PSTA unlawfully discloses confidential information on every Sunrunner bus

Last week, we rode PSTA’s much promoted new Sunrunner bus line and documented discrepancies between what PSTA was saying and doing (article). We found serious operational deficiencies. However, the most serious problem we found on the Sunrunner was a legal one.

The rather serious legal problem for PSTA is this: every Sunrunner bus that PSTA operates violates Florida law, all day every day, by disclosing confidential information that they may not and must not release. In fact, PSTA’s top legal counsel have told us ins writing that “PSTA does not have the discretion to release” to release the information in question.  Therefore, and based on recent history PSTA either knows, or should have known, that their actions violated Florida law.

Here’s why: under Florida Law, all bus surveillance camera video is exempt from disclosure in response to public records requests. This is because in 2015,  a Florida court found that such videos “reveal the capabilities, and as a corollary, the vulnerabilities of” the surveillance video system. The court found that the “plain language” of the Florida Statute in question (281.301) was “free from ambiguity” in such matters.

But that court decision cuts both ways: the video is not a public record and PSTA may not disclose such videos, either. In fact, PSTA’s top lawyer, General Counsel Alan Zimmet, wrote to the Guardian in March of 2018 that “PSTA does not have the discretion to release the videos other than in accordance with the applicable statutes.”

If this is hard to follow, we apologize. The bottom line is that video from the Sunrunner surveillance system may not be shown because it is confidential information. Yet they do just that…on every Sunrunner…all day long. The below video shows the screen on the Sunrunner, visible to all passengers, that displays the surveillance video.

This isn’t the first time PSTA unlawfully reveals such surveillance video. Despite Zimmet’s unambiguous statement in 2018 that the videos may not be released, in June of 2019 PSTA’s Marketing Director Whitney Fox  showed such video as part of a presentation to the St. Pete Beach City Council. We contacted Zimmet about the incident at the time, pointing out that showing this video violated Florida Statute. Zimmet did not respond.

In order to find the truth, we then made a public records request for a copy of Fox’s presentation to the city council to include the video. In response, PSTA cited the aforementioned 2015 court case and the Florida Statute we are citing in saying that the video was not subject to public disclosure.

The video is “confidential and exempt from disclosure,” one of PSTA’s public records administrator wrote us in their email responding to our public records request. “PSTA is required to refrain from disclosing these videos by statute,” the administrator wrote, who is also an executive assistant to PSTA CEO Brad Miller.

PSTA General Counsel Alan Zimmet

It is therefore crystal clear that PSTA agrees that the videos must not be release or shown. Yet we found such confidential surveillance video live on a TV screen on the Sunrunner, as documented in the above video. Showing these videos is the very “release of the videos” that PSTA’s top lawyer Alan Zimmet said PSTA is barred from doing.

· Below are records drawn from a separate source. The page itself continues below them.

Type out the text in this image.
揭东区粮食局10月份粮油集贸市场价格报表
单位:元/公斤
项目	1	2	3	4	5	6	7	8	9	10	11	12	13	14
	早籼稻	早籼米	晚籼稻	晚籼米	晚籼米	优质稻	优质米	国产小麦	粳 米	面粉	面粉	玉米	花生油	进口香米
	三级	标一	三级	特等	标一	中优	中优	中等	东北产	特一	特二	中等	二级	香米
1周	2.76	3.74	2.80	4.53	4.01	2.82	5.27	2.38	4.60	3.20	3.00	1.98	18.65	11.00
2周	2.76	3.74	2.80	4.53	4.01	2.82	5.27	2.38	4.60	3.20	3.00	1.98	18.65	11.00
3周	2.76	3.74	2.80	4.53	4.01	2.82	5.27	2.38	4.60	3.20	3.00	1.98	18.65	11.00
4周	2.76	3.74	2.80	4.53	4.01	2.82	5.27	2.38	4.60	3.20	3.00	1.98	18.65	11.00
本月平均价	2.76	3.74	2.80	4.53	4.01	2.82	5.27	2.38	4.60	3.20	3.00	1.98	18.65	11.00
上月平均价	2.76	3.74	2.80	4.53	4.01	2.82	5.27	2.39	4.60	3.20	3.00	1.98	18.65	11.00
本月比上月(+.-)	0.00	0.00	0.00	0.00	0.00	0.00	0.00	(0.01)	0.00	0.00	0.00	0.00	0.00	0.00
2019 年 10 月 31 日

Specifically, displaying the video live violates Florida Statute 281.301 because, as the court found, doing so reveals the “capabilities and vulnerabilities of” the surveillance video system. Given PSTA’s history with this topic, PSTA knew or should have known that showing the surveillance video violates Florida law.

We predict that PSTA will quietly stop breaking the law, like they did in 2019,  while never admitting that they erred. Perhaps while claiming to be removing the videos “out of an abundance of caution” rather than admitting that the mistake sprung “out of an abundance of incomptence”…to coin a phrase.

The phrase “out of an abundance of caution” is  a phrase often used by Pinellas Politicrats (example during COVID) when covering for their violations of Florida law.  PSTA’s pattern has been that if they are silent on an allegation of wrongdoing, then the allegation is true. Time will tell how PSTA responds.